Abe confronts Principal Erwin at his home and reveals what he has learned. Erwin had become obsessed with Gracie and plotted to kidnap her. The theft of the school fundraiser money had been a test to see if Abe really was as good a detective as people thought, and when he failed to solve the case correctly, Erwin felt confident in carrying out his plan. Caroline is, in fact, the daughter of Gracie and Erwin, having been conceived as a result of Erwin's rape of Gracie while he held Gracie captive; Erwin secretly left baby Caroline at a church after her birth. When Erwin found a lewd picture of Melody in Patrick's locker, he mistook it for Caroline and killed Patrick in revenge for "ruining" her. With his crimes revealed, and confronted by the fact that he murdered Patrick over a mistake, Erwin stabs himself to death in front of Abe. Abe subsequently discovers Gracie, still alive, locked in a shed in Erwin's yard.
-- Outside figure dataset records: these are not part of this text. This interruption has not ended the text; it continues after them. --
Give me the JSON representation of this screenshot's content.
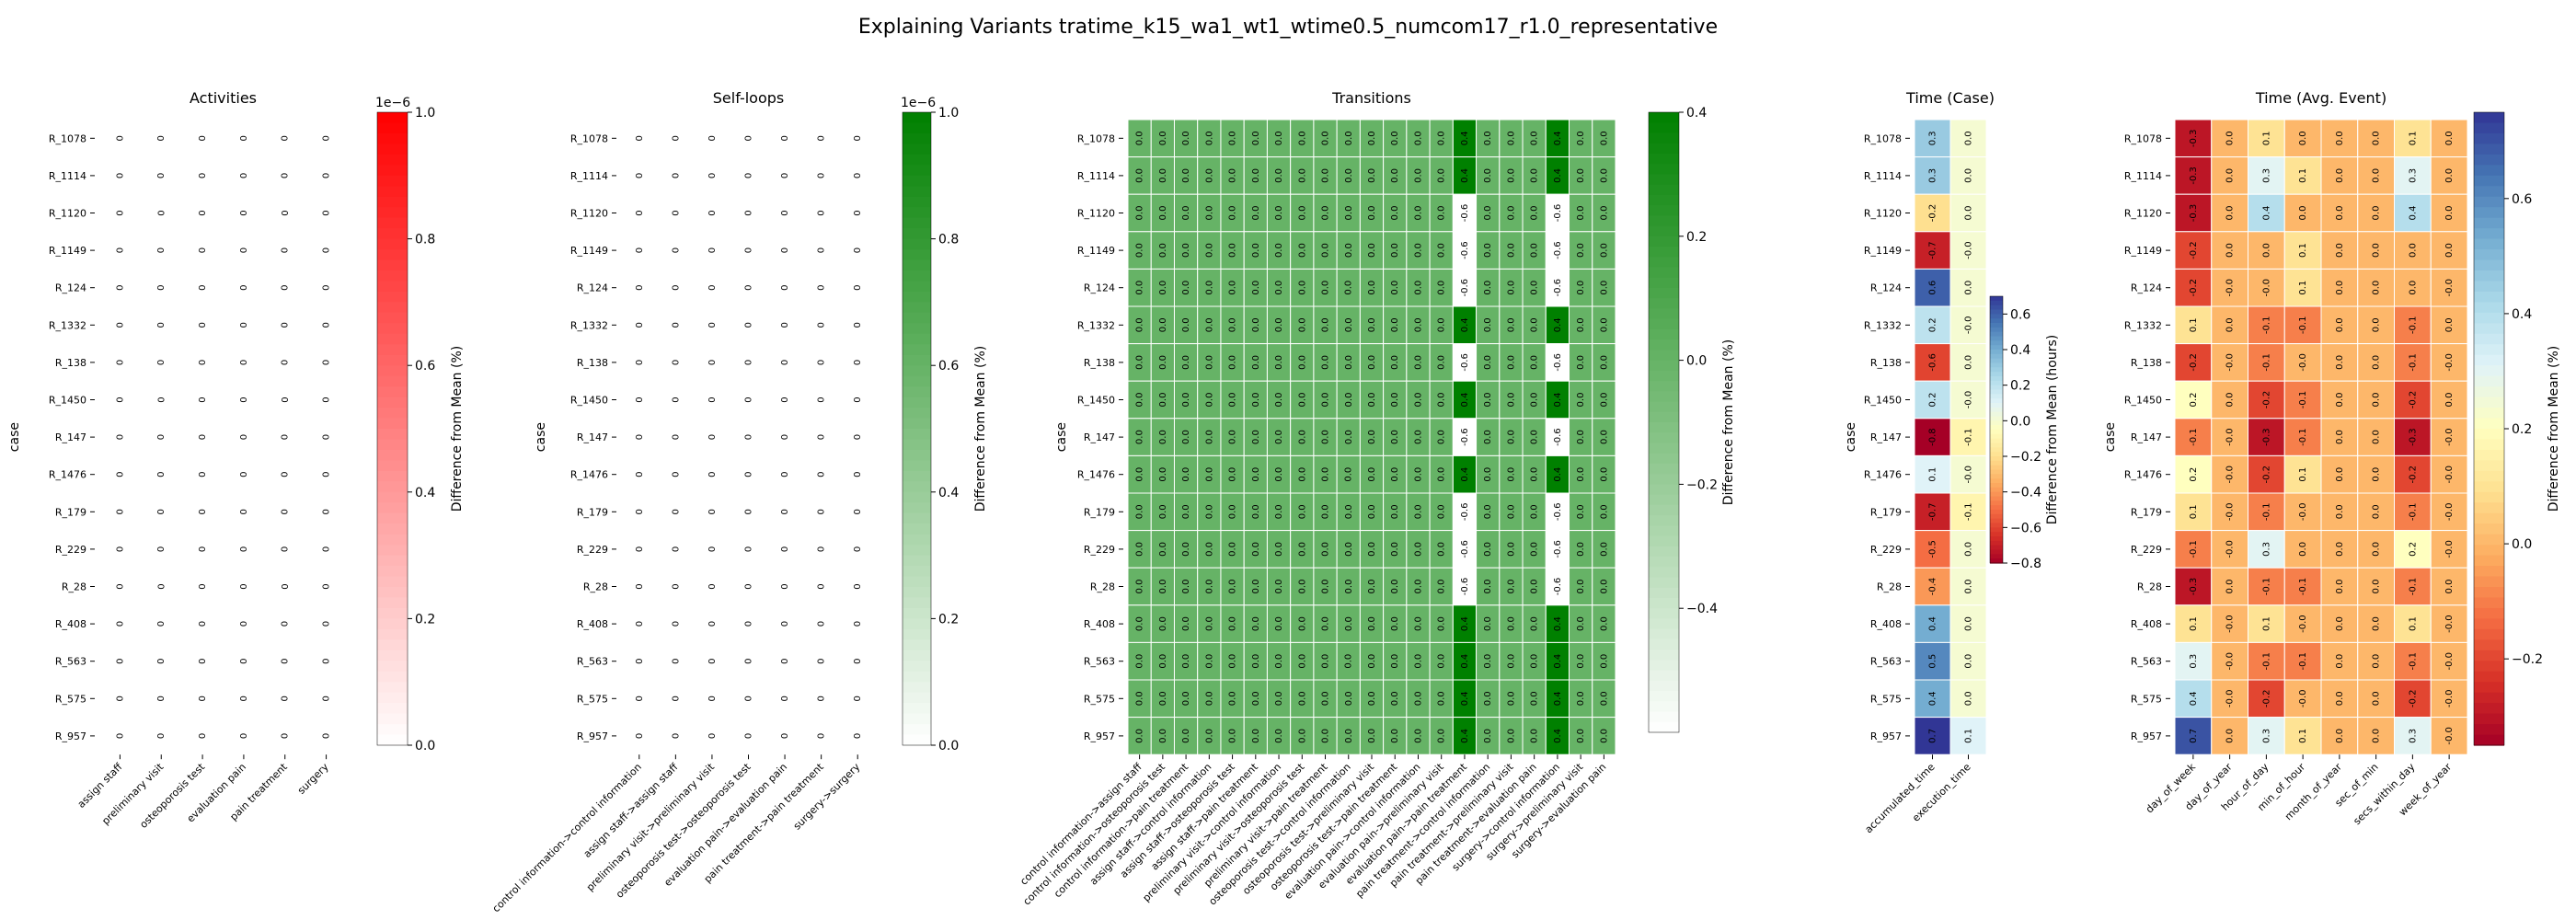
{
  "figure": {
    "title": "Explaining Variants tratime_k15_wa1_wt1_wtime0.5_numcom17_r1.0_representative"
  },
  "chart_data": {
    "cases": [
      "R_1078",
      "R_1114",
      "R_1120",
      "R_1149",
      "R_124",
      "R_1332",
      "R_138",
      "R_1450",
      "R_147",
      "R_1476",
      "R_179",
      "R_229",
      "R_28",
      "R_408",
      "R_563",
      "R_575",
      "R_957"
    ],
    "ylabel": "case",
    "panels": [
      {
        "type": "heatmap",
        "title": "Activities",
        "columns": [
          "assign staff",
          "preliminary visit",
          "osteoporosis test",
          "evaluation pain",
          "pain treatment",
          "surgery"
        ],
        "fill": "zero",
        "colormap": "white-red",
        "color_max": "#ff0000",
        "vmin": 0,
        "vmax": 1,
        "colorbar": {
          "label": "Difference from Mean (%)",
          "ticks": [
            "0.0",
            "0.2",
            "0.4",
            "0.6",
            "0.8",
            "1.0"
          ],
          "tick_values": [
            0,
            0.2,
            0.4,
            0.6,
            0.8,
            1.0
          ],
          "offset": "1e−6"
        }
      },
      {
        "type": "heatmap",
        "title": "Self-loops",
        "columns": [
          "control information->control information",
          "assign staff->assign staff",
          "preliminary visit->preliminary visit",
          "osteoporosis test->osteoporosis test",
          "evaluation pain->evaluation pain",
          "pain treatment->pain treatment",
          "surgery->surgery"
        ],
        "fill": "zero",
        "colormap": "white-green",
        "color_max": "#008000",
        "vmin": 0,
        "vmax": 1,
        "colorbar": {
          "label": "Difference from Mean (%)",
          "ticks": [
            "0.0",
            "0.2",
            "0.4",
            "0.6",
            "0.8",
            "1.0"
          ],
          "tick_values": [
            0,
            0.2,
            0.4,
            0.6,
            0.8,
            1.0
          ],
          "offset": "1e−6"
        }
      },
      {
        "type": "heatmap",
        "title": "Transitions",
        "columns": [
          "control information->assign staff",
          "control information->osteoporosis test",
          "control information->pain treatment",
          "assign staff->control information",
          "assign staff->osteoporosis test",
          "assign staff->pain treatment",
          "preliminary visit->control information",
          "preliminary visit->osteoporosis test",
          "preliminary visit->pain treatment",
          "osteoporosis test->control information",
          "osteoporosis test->preliminary visit",
          "osteoporosis test->pain treatment",
          "evaluation pain->control information",
          "evaluation pain->preliminary visit",
          "evaluation pain->pain treatment",
          "pain treatment->control information",
          "pain treatment->preliminary visit",
          "pain treatment->evaluation pain",
          "surgery->control information",
          "surgery->preliminary visit",
          "surgery->evaluation pain"
        ],
        "fill": "transitions",
        "special_columns": [
          14,
          18
        ],
        "values_special": [
          0.4,
          0.4,
          -0.6,
          -0.6,
          -0.6,
          0.4,
          -0.6,
          0.4,
          -0.6,
          0.4,
          -0.6,
          -0.6,
          -0.6,
          0.4,
          0.4,
          0.4,
          0.4
        ],
        "colormap": "white-green",
        "color_max": "#008000",
        "vmin": -0.6,
        "vmax": 0.4,
        "colorbar": {
          "label": "Difference from Mean (%)",
          "ticks": [
            "−0.4",
            "−0.2",
            "0.0",
            "0.2",
            "0.4"
          ],
          "tick_values": [
            -0.4,
            -0.2,
            0,
            0.2,
            0.4
          ]
        }
      },
      {
        "type": "heatmap",
        "title": "Time (Case)",
        "columns": [
          "accumulated_time",
          "execution_time"
        ],
        "values": [
          [
            0.3,
            0.0
          ],
          [
            0.3,
            0.0
          ],
          [
            -0.2,
            0.0
          ],
          [
            -0.7,
            -0.0
          ],
          [
            0.6,
            0.0
          ],
          [
            0.2,
            -0.0
          ],
          [
            -0.6,
            0.0
          ],
          [
            0.2,
            -0.0
          ],
          [
            -0.8,
            -0.1
          ],
          [
            0.1,
            -0.0
          ],
          [
            -0.7,
            -0.1
          ],
          [
            -0.5,
            0.0
          ],
          [
            -0.4,
            0.0
          ],
          [
            0.4,
            0.0
          ],
          [
            0.5,
            0.0
          ],
          [
            0.4,
            0.0
          ],
          [
            0.7,
            0.1
          ]
        ],
        "colormap": "RdYlBu",
        "vmin": -0.8,
        "vmax": 0.7,
        "colorbar": {
          "label": "Difference from Mean (hours)",
          "ticks": [
            "−0.8",
            "−0.6",
            "−0.4",
            "−0.2",
            "0.0",
            "0.2",
            "0.4",
            "0.6"
          ],
          "tick_values": [
            -0.8,
            -0.6,
            -0.4,
            -0.2,
            0,
            0.2,
            0.4,
            0.6
          ]
        }
      },
      {
        "type": "heatmap",
        "title": "Time (Avg. Event)",
        "columns": [
          "day_of_week",
          "day_of_year",
          "hour_of_day",
          "min_of_hour",
          "month_of_year",
          "sec_of_min",
          "secs_within_day",
          "week_of_year"
        ],
        "values": [
          [
            -0.3,
            0.0,
            0.1,
            0.0,
            0.0,
            0.0,
            0.1,
            0.0
          ],
          [
            -0.3,
            0.0,
            0.3,
            0.1,
            0.0,
            0.0,
            0.3,
            0.0
          ],
          [
            -0.3,
            0.0,
            0.4,
            0.0,
            0.0,
            0.0,
            0.4,
            0.0
          ],
          [
            -0.2,
            0.0,
            0.0,
            0.1,
            0.0,
            0.0,
            0.0,
            0.0
          ],
          [
            -0.2,
            -0.0,
            -0.0,
            0.1,
            0.0,
            0.0,
            0.0,
            -0.0
          ],
          [
            0.1,
            0.0,
            -0.1,
            -0.1,
            0.0,
            0.0,
            -0.1,
            0.0
          ],
          [
            -0.2,
            -0.0,
            -0.1,
            -0.0,
            0.0,
            0.0,
            -0.1,
            -0.0
          ],
          [
            0.2,
            0.0,
            -0.2,
            -0.1,
            0.0,
            0.0,
            -0.2,
            0.0
          ],
          [
            -0.1,
            -0.0,
            -0.3,
            -0.1,
            0.0,
            0.0,
            -0.3,
            -0.0
          ],
          [
            0.2,
            -0.0,
            -0.2,
            0.1,
            0.0,
            0.0,
            -0.2,
            -0.0
          ],
          [
            0.1,
            -0.0,
            -0.1,
            -0.0,
            0.0,
            0.0,
            -0.1,
            -0.0
          ],
          [
            -0.1,
            -0.0,
            0.3,
            0.0,
            0.0,
            0.0,
            0.2,
            -0.0
          ],
          [
            -0.3,
            0.0,
            -0.1,
            -0.1,
            0.0,
            0.0,
            -0.1,
            0.0
          ],
          [
            0.1,
            -0.0,
            0.1,
            -0.0,
            0.0,
            0.0,
            0.1,
            -0.0
          ],
          [
            0.3,
            -0.0,
            -0.1,
            -0.1,
            0.0,
            0.0,
            -0.1,
            -0.0
          ],
          [
            0.4,
            -0.0,
            -0.2,
            -0.0,
            0.0,
            0.0,
            -0.2,
            -0.0
          ],
          [
            0.7,
            0.0,
            0.3,
            0.1,
            0.0,
            0.0,
            0.3,
            -0.0
          ]
        ],
        "colormap": "RdYlBu",
        "vmin": -0.35,
        "vmax": 0.75,
        "colorbar": {
          "label": "Difference from Mean (%)",
          "ticks": [
            "−0.2",
            "0.0",
            "0.2",
            "0.4",
            "0.6"
          ],
          "tick_values": [
            -0.2,
            0,
            0.2,
            0.4,
            0.6
          ]
        }
      }
    ]
  }
}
Abe is hailed as a hero for solving the 20-year-old cold case and rescuing Gracie, restoring his respect in town, and greatly boosting his agency's business. However, he is haunted by the recent events, and when his parents come to check on him, he breaks down sobbing.

==Production==
Principal photography took place in North Bay, Ontario, Canada. The movie was filmed in 26 days.

==Release==
In October 2020, Stage 6 Films acquired distribution rights to the film, and released it theatrically in the United States on October 16, 2020. Level Film set a theatrical release date in Canada for November 6, 2020, and Sony Picture Releasing released the film on November 20, 2020 in the United Kingdom.

==Reception==
On review aggregator Rotten Tomatoes, The Kid Detective holds an approval rating of based on reviews, with an average rating of . The site's critics consensus reads, "A low-key charmer led by Adam Brody's sharp performance, The Kid Detective uncovers dark comedy in a story of unfulfilled childhood potential." Metacritic gives the film a weighted average score of 74 out of 100, based on 14 critics, indicating "generally favorable reviews".
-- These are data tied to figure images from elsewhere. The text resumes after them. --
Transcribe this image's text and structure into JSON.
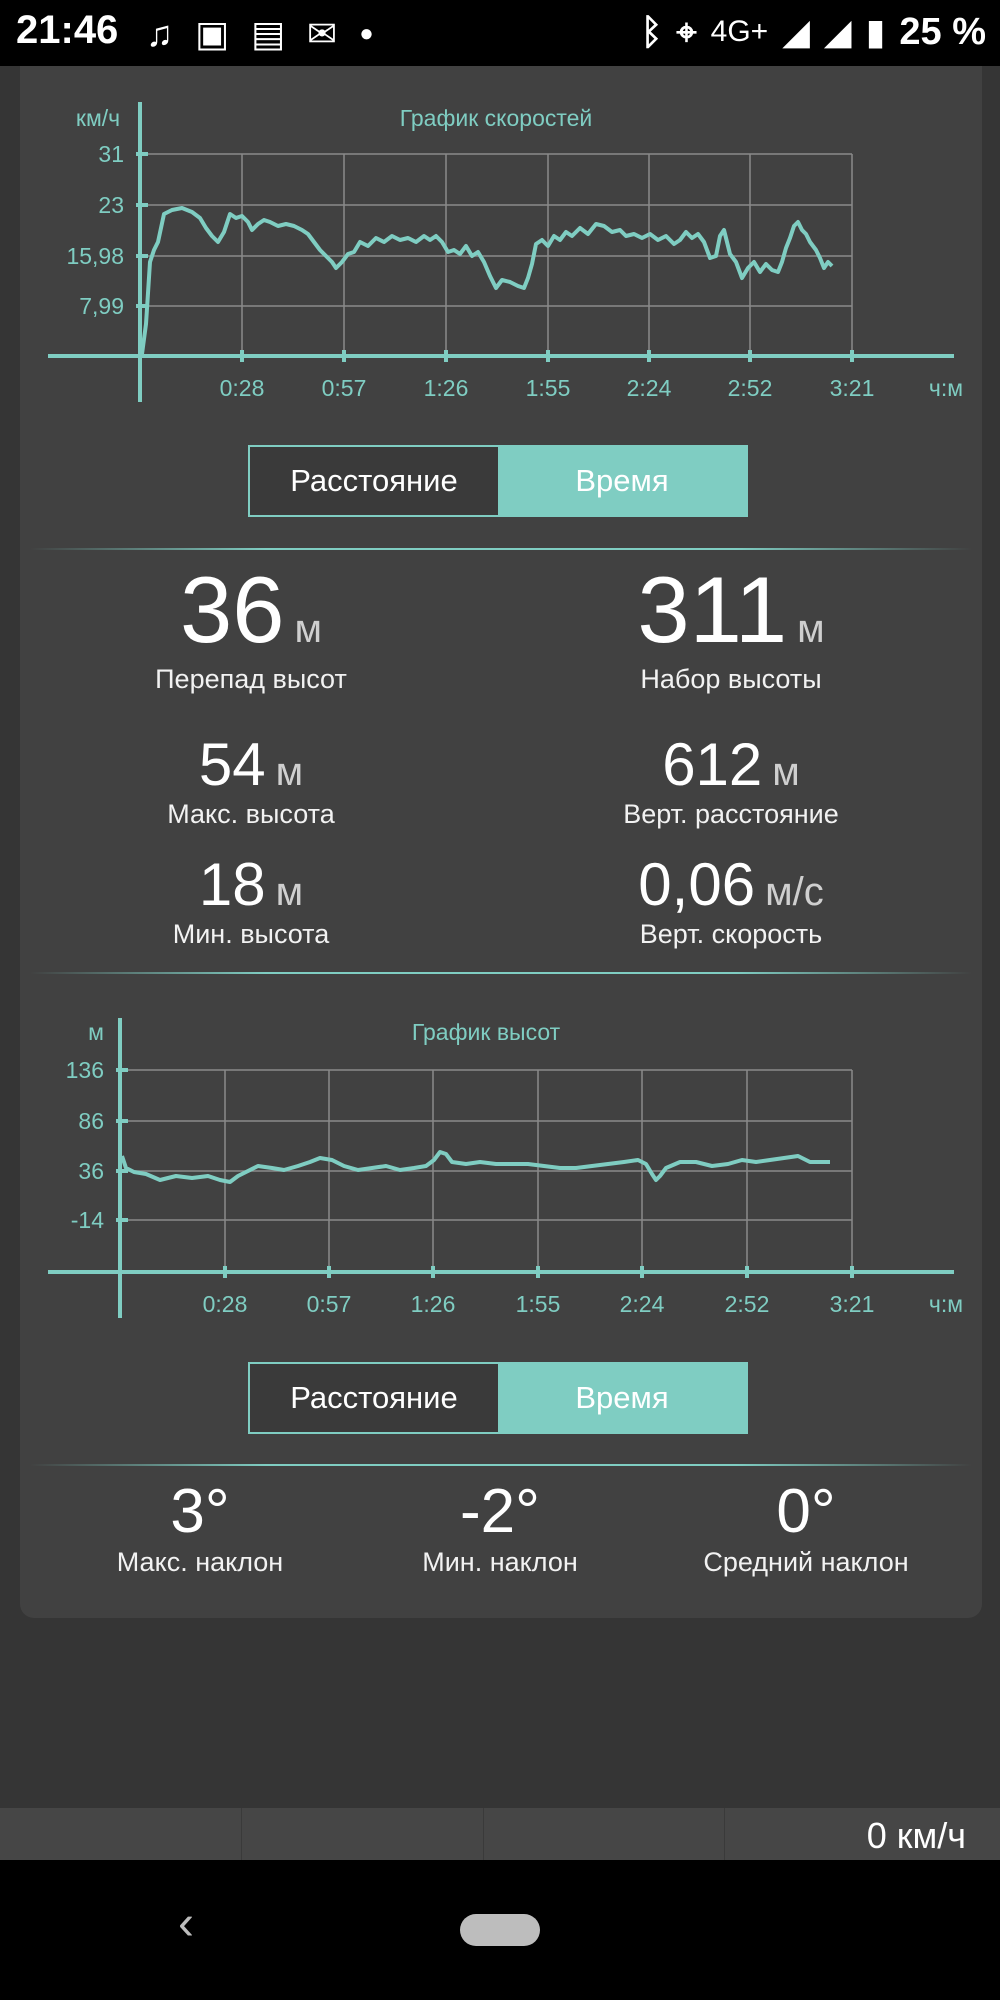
{
  "status_bar": {
    "time": "21:46",
    "left_icons": [
      "music-note-icon",
      "image-icon",
      "message-icon",
      "mail-icon",
      "dot-icon"
    ],
    "network": "4G+",
    "battery": "25 %",
    "right_icons": [
      "bluetooth-icon",
      "location-icon",
      "signal-icon",
      "signal-icon",
      "battery-icon"
    ]
  },
  "speed_chart": {
    "title": "График скоростей",
    "y_unit": "км/ч",
    "x_unit": "ч:м",
    "y_ticks": [
      "31",
      "23",
      "15,98",
      "7,99"
    ],
    "x_ticks": [
      "0:28",
      "0:57",
      "1:26",
      "1:55",
      "2:24",
      "2:52",
      "3:21"
    ]
  },
  "speed_toggle": {
    "left": "Расстояние",
    "right": "Время",
    "selected": "right"
  },
  "elevation_stats": [
    {
      "value": "36",
      "unit": "м",
      "label": "Перепад высот"
    },
    {
      "value": "311",
      "unit": "м",
      "label": "Набор высоты"
    },
    {
      "value": "54",
      "unit": "м",
      "label": "Макс. высота"
    },
    {
      "value": "612",
      "unit": "м",
      "label": "Верт. расстояние"
    },
    {
      "value": "18",
      "unit": "м",
      "label": "Мин. высота"
    },
    {
      "value": "0,06",
      "unit": "м/с",
      "label": "Верт. скорость"
    }
  ],
  "altitude_chart": {
    "title": "График высот",
    "y_unit": "м",
    "x_unit": "ч:м",
    "y_ticks": [
      "136",
      "86",
      "36",
      "-14"
    ],
    "x_ticks": [
      "0:28",
      "0:57",
      "1:26",
      "1:55",
      "2:24",
      "2:52",
      "3:21"
    ]
  },
  "altitude_toggle": {
    "left": "Расстояние",
    "right": "Время",
    "selected": "right"
  },
  "slopes": [
    {
      "value": "3°",
      "label": "Макс. наклон"
    },
    {
      "value": "-2°",
      "label": "Мин. наклон"
    },
    {
      "value": "0°",
      "label": "Средний наклон"
    }
  ],
  "bottom_bar": {
    "speed": "0 км/ч"
  },
  "colors": {
    "accent": "#7fcdc2",
    "card": "#414141",
    "background": "#353535"
  }
}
Writing for Variety, Tomris Laffly said "Adam Brody delivers a layered performance as a past-his-prime PI in debuting director Evan Morgan's sharp crime tale with shockingly dark twists." John Defore of The Hollywood Reporter wrote, "Morgan's script generously allows us to deduce the truth just before Abe stumbles across it, which is not to say it doesn't have some real surprises left. It's fun to watch Abe put A and B together, and to regain some of his self-respect in the process. But even victory will bring mixed emotions, which Morgan conveys with unsettling finesse." The Los Angeles Times reviewer Michael Ordoña stated, "The Kid Detective is an unexpected mix of disparate elements that in the wrong hands could have resulted in lumpy parody but, fortunately, pours out as something smooth, funny, dark and potent."

The film was named to TIFF's year-end Canada's Top Ten list for feature films. It received four Canadian Screen Award nominations at the 9th Canadian Screen Awards in 2021, for Best Original Screenplay (Morgan), Best Art Direction or Production Design (Jennifer Morden and Matthew Bianchi), Best Original Score (Jay McCarrol) and the John Dunning Best First Feature Award.